MEPs adopted two legislative reports in the field of education. The first report relates to lifelong learning where MEPs welcome the creation of a European frame of reference for key competences offering EU citizens a tool to adapt to an evolving labour market in a knowledge based society. The second report relates to the creation of a quality charter for student mobility. Both reports were adopted in first reading after agreement with Council.
Parliament adopted a report with an overwhelming majority Helga TRÜPEL's (Greens/EFA, DE) on lifelong learning for all EU citizens. Although this concept of lifelong learning is gaining ground, too few adults were participating. Consequently, national strategies should be urgently implemented in all Member States, MEPs said. Parliament, Commission and Council have a common view on the importance of lifelong learning and by adopting a range of compromise amendments expressing this, a second reading in co-decision can be avoided.
MEPs welcome the creation of a European frame of reference for key competences offering EU citizens a tool to adapt to an evolving labour market in a knowledge based society. The main aims of this proposed Reference Framework are to identify the key competences necessary for personal fulfilment, active citizenship, social cohesion and employability. Member States' work should be supported on ensuring that by the end of initial education and training young people have developed the key competences to a level that equips them for adult life. Adults should be able to develop and update throughout their lives.
Communication not only in the mother tongue, but also in foreign languages mathematical competences, science and technology as well as digital competences (am 66) were considered as being of high importance, as were social and civic competences.
Parliament also highlighted issues such as knowledge of contemporary events (am 71) and a sense of initiative and entrepreneurship. Finally, cultural knowledge and expression were essential as a solid understanding of one's own culture and a sense of identity could be the basis for respect and open attitude to diversity of cultural expression.
Quality charter for student mobility
Parliament agrees, with the European Commission and with the Community's Education Ministers, that is it time to introduce a European Quality Charter for Mobility in Education. In adopting the report by Christa PRETS (PES, AT) Members said that, with a million of young people having lived in another Member State as part of their students, student mobility not only helps to promote an active European citizenship, but also was very important in making an innovative and competitive knowledge-based society.

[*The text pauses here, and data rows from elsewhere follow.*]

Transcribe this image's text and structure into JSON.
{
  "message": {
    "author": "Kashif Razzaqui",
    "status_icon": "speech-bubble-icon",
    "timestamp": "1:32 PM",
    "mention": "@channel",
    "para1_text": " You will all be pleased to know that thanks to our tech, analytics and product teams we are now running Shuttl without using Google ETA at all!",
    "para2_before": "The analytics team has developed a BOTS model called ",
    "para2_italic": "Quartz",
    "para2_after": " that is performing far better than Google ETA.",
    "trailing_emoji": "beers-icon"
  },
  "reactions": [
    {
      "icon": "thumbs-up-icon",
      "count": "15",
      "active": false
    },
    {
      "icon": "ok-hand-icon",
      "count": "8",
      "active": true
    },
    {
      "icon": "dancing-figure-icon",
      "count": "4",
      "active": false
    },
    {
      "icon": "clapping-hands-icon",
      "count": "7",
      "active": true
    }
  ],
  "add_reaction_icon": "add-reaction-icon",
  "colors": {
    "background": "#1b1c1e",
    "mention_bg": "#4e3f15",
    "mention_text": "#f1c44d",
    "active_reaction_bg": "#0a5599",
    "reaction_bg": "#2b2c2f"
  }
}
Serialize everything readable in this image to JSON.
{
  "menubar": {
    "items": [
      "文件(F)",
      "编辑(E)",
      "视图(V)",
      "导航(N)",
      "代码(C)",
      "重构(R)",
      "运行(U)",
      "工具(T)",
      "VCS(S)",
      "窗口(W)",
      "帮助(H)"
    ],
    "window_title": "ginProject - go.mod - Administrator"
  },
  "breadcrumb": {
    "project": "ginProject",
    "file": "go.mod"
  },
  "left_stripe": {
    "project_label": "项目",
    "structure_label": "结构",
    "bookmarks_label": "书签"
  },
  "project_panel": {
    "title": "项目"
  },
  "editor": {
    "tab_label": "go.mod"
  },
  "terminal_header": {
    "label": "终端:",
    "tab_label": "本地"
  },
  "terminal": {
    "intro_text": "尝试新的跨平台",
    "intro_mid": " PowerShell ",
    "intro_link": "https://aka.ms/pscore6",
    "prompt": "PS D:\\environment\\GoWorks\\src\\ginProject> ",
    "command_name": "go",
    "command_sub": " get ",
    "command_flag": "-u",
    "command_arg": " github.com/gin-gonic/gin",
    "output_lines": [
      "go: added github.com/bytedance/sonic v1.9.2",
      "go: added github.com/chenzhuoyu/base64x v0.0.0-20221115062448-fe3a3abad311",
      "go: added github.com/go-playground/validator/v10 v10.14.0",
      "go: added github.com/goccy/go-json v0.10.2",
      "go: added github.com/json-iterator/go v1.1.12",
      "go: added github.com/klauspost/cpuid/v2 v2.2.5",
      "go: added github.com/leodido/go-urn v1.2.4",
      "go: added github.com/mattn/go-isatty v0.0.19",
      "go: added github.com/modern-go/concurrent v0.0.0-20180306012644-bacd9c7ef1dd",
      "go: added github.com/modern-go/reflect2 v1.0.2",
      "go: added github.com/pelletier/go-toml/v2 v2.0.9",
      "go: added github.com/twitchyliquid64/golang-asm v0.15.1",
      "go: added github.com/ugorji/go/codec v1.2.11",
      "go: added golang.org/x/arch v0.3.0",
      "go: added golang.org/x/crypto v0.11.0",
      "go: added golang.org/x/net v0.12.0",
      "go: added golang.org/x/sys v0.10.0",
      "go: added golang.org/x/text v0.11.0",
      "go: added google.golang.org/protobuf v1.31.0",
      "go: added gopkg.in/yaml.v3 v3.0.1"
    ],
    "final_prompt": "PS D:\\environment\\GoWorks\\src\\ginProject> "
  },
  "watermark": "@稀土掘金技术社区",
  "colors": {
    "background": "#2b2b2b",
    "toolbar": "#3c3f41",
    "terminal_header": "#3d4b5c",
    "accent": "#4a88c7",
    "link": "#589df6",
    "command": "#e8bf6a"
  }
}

Following a joint agreement and thus avoiding a second reading, the three EU institutions are now recommending the Member states to adopt and to use the European charter and to encourage its use by their National Agencies. Several compromise amendments were adopted on more technical issues of the Charter such as on language skills adequate logistical support as well as on the portability of government grants and loans from to country of origin to the host country.
Given the fact that EP, Commission and Council could reach agreement on the Charter, a second reading in co-decision can now be avoided.